Natchez needs a take charge kind of sheriff
Published 5:08 pm Friday, May 18, 2007
This classic western movie scene keeps running through my head these days.
In fact it is such a classic scene that it might be considered a cliché.
You know the one where the camera pans down from the haze-filled sky onto the dusty streets of an old deserted town.
Sounds of tinkling glasses, a player piano and giggling women emanate from the entrance of building marked “Saloon.”
Then the movie soundtrack begins with a single whistle backed up with violins. And as the music reaches its fevered climax, it stops. The sound of spurs hitting the ground echo from one end of town.
The camera focuses on the long shadow of a mysterious stranger marching down the dirt-covered street.
The camera pans upward. The stranger reaches to tip the brow of her tall white cowboy hat.
The face all at once becomes familiar. It is Sally Durkin, media liaison with Natchez Convention and Visitor’s Bureau.
Any one who knows Sally, knows two things.
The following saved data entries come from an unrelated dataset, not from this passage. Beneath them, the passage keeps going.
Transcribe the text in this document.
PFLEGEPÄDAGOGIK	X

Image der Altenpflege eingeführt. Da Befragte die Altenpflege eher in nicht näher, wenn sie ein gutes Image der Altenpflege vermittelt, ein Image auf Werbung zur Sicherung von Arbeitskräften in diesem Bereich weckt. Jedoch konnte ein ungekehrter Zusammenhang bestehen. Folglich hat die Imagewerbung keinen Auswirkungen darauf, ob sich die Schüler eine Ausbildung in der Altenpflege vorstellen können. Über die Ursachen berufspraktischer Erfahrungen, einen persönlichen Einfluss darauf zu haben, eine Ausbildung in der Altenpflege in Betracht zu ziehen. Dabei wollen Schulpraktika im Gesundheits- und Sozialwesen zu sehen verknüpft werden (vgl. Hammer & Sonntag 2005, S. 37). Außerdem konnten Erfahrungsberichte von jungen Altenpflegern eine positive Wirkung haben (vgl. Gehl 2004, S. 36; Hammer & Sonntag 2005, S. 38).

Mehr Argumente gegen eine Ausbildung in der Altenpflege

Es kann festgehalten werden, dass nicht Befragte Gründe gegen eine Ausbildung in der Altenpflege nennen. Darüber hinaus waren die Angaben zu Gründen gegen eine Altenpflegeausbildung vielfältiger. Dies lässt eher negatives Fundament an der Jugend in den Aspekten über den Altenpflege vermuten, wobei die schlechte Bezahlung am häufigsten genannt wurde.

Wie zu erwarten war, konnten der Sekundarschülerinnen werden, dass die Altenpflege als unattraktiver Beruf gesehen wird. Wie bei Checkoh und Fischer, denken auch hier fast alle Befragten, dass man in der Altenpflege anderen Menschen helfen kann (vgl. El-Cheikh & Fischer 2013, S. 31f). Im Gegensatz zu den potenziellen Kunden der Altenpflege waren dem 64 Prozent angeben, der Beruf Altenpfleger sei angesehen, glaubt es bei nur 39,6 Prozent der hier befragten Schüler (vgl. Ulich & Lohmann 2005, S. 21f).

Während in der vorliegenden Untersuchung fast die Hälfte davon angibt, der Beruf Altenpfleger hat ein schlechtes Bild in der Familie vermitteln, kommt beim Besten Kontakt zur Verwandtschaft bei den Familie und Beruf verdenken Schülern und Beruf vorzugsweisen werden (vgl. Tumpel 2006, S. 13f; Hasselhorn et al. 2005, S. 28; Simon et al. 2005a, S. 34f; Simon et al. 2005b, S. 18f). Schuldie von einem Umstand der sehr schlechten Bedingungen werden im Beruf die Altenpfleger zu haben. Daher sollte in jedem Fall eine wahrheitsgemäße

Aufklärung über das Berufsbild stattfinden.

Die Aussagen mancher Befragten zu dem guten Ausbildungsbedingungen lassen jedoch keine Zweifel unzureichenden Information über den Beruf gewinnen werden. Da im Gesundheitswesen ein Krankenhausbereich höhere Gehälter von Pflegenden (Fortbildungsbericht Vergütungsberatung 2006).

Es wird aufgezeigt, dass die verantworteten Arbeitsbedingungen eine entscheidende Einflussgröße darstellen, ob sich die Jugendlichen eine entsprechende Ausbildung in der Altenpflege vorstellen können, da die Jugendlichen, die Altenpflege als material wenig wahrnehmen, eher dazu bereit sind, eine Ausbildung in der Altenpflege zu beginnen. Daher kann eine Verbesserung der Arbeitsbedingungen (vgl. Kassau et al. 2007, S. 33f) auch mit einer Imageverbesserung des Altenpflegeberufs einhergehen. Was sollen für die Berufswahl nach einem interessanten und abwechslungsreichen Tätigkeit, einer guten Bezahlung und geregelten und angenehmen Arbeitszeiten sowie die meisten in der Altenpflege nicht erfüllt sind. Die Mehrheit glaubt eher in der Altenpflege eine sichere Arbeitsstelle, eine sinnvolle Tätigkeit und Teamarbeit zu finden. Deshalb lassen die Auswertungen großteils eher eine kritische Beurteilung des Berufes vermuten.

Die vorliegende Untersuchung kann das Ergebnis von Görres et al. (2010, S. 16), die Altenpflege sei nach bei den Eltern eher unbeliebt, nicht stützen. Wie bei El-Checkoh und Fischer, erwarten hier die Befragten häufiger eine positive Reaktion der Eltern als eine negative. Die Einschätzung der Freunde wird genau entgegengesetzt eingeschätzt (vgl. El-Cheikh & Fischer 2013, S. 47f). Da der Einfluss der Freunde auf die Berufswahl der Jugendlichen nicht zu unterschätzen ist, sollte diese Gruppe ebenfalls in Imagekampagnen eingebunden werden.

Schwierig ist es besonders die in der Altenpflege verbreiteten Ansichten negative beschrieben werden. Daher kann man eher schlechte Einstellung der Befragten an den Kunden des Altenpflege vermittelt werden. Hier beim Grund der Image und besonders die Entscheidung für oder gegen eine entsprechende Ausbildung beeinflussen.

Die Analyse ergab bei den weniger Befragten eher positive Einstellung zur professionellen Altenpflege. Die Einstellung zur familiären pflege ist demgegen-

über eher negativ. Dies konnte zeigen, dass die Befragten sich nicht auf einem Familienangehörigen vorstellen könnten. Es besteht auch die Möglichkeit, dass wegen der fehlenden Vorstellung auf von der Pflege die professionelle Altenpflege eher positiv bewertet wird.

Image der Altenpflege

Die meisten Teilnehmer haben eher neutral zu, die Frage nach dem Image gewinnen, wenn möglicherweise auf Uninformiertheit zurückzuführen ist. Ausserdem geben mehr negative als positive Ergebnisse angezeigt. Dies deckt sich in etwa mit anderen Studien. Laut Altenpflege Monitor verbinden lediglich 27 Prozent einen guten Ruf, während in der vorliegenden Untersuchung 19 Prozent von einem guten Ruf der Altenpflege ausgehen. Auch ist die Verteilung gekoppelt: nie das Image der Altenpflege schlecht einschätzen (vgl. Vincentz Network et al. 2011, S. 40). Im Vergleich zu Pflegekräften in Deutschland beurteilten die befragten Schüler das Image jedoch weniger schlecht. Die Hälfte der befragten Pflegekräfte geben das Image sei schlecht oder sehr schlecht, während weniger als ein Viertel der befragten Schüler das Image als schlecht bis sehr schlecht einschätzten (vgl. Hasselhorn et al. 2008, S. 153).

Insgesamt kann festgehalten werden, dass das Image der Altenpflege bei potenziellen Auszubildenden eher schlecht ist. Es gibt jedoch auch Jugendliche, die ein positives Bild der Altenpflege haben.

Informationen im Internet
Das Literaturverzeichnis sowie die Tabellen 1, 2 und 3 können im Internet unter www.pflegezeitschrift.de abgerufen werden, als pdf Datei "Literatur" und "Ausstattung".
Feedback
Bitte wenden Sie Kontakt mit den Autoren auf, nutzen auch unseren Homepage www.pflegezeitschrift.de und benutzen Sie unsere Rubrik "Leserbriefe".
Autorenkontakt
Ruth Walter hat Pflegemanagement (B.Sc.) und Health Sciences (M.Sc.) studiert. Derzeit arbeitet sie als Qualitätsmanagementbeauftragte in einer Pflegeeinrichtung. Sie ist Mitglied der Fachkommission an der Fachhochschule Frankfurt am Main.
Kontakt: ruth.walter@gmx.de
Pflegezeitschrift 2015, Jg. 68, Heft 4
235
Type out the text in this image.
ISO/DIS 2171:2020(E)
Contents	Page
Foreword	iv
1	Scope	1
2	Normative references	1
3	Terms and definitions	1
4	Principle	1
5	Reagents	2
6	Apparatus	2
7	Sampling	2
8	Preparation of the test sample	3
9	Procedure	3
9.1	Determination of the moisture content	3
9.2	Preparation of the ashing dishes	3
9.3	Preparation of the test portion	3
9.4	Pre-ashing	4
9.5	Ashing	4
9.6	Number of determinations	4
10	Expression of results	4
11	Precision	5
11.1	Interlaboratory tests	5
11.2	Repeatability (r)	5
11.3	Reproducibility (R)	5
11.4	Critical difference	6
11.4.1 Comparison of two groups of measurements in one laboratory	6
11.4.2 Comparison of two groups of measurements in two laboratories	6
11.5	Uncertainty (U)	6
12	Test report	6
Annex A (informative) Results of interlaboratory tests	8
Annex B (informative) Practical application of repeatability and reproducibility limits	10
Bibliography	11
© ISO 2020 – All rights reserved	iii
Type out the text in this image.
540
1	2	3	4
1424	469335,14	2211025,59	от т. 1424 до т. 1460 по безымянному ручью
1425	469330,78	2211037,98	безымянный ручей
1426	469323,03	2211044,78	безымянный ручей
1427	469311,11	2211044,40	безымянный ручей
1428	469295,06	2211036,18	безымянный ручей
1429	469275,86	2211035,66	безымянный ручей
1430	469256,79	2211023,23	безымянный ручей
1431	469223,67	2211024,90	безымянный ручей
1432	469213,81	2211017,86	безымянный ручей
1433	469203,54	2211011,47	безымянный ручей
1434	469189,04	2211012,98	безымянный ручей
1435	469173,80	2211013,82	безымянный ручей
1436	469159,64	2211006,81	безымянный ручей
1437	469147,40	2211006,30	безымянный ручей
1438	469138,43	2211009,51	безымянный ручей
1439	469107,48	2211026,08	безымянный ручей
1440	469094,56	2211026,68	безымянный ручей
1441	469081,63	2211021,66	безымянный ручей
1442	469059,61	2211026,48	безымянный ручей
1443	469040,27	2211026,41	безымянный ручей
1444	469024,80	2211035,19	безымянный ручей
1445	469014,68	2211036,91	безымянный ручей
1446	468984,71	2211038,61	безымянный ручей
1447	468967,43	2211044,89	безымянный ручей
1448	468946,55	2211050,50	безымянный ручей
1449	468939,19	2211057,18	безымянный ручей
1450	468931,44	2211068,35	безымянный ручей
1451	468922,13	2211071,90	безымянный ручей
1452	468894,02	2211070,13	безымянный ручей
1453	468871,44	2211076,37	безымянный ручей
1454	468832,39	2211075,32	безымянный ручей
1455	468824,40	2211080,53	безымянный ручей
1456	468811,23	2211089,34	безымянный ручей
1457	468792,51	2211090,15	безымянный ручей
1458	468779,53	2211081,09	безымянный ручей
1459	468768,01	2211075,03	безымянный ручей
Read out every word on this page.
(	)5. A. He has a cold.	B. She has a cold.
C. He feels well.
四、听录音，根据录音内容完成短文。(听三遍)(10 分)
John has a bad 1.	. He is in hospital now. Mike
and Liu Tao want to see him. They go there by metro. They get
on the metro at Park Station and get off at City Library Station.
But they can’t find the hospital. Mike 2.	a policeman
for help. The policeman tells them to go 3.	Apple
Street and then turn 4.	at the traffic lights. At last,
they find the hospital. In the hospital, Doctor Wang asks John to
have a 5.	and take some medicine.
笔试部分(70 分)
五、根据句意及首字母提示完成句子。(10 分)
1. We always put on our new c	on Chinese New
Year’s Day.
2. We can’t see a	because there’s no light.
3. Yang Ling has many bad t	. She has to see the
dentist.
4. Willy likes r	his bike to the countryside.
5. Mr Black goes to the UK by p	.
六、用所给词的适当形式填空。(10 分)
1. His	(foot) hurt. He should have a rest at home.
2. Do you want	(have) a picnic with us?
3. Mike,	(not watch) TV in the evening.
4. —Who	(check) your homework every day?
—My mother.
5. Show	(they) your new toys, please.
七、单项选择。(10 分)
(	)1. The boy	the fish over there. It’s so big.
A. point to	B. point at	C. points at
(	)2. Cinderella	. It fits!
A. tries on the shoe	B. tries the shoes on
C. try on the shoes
First, Sally could easily pull off the part of the new sheriff in town coming to bring back order to a town of lawlessness.
Second, many in town could learn many important lessons from Sally’s proactive and aggressive efforts to turn Natchez back into the movie capital of Mississippi.
In fact, Sally has never thought of Natchez as anything but. When others in the state scoff at the notion, Sally points out that there is no other town in the state that has been filmed as many times as Natchez.
With the exception of the “The Lady Killers” in 2006, most of the 30 or so major productions that have been filmed in Natchez were made over 15 years ago.
Since then Canton and other parts of the state have been the sites for numerous feature films, including “A Time to Kill” and “O Brother Where Art Thou.”
The Mississippi Film Office has played a major role in recruiting Hollywood to Mississippi. With new tax incentives passed by this year’s legislature, the prospect of seeing movie stars in Mississippi is now greater than ever.
But Sally is not waiting on the Mississippi Film Office to send movie studios her way.
“If I waited on them, I would be waiting a long time,” Sally said.
But it isn’t because the Film Office is not doing its part, Sally remarked. They just can’t play favorites to a particular part of the state Sally said.
“That is why we have to be aggressive and proactive,” Sally said. “It is not just going to fall in our laps.”
And that is why I keep thinking of Sally as the new sheriff walking into town to save the day.
She and a small group of Natchez residents with California connections have doggedly gone after recruiting movie productions to Southwest Mississippi.
For the past few years, those efforts have rarely paid off.
But now all of sudden, studio companies and movie producers have been calling on Sally to provide photographs and personal tours.
In fact, Sally’s phone has been ringing off the hook.
“It’s suddenly beginning to happen,” Sally said.
Sally’s recent success can be a lesson for all of Natchez,
Like Sally, we need be just as assertive when it comes to recruiting good jobs and industry
We can’t just rely on the state to provide. Like Sally said, if we wait on the state or the federal government we might be waiting a long time.
So while citizens from Tupelo are forming their own organization to woo Toyota to Northeast Mississippi, we need to take the same aggressive stance to recruiting business to Natchez.
Too many times Natchez has been accused of being a town of disparate groups working against each other.
Imagine what it would look to a prospective business if they felt like the whole town was recruiting them to Natchez.
No longer would it be the lone sheriff walking down that dirt covered street. It would be a whole group of people waiting with open arms.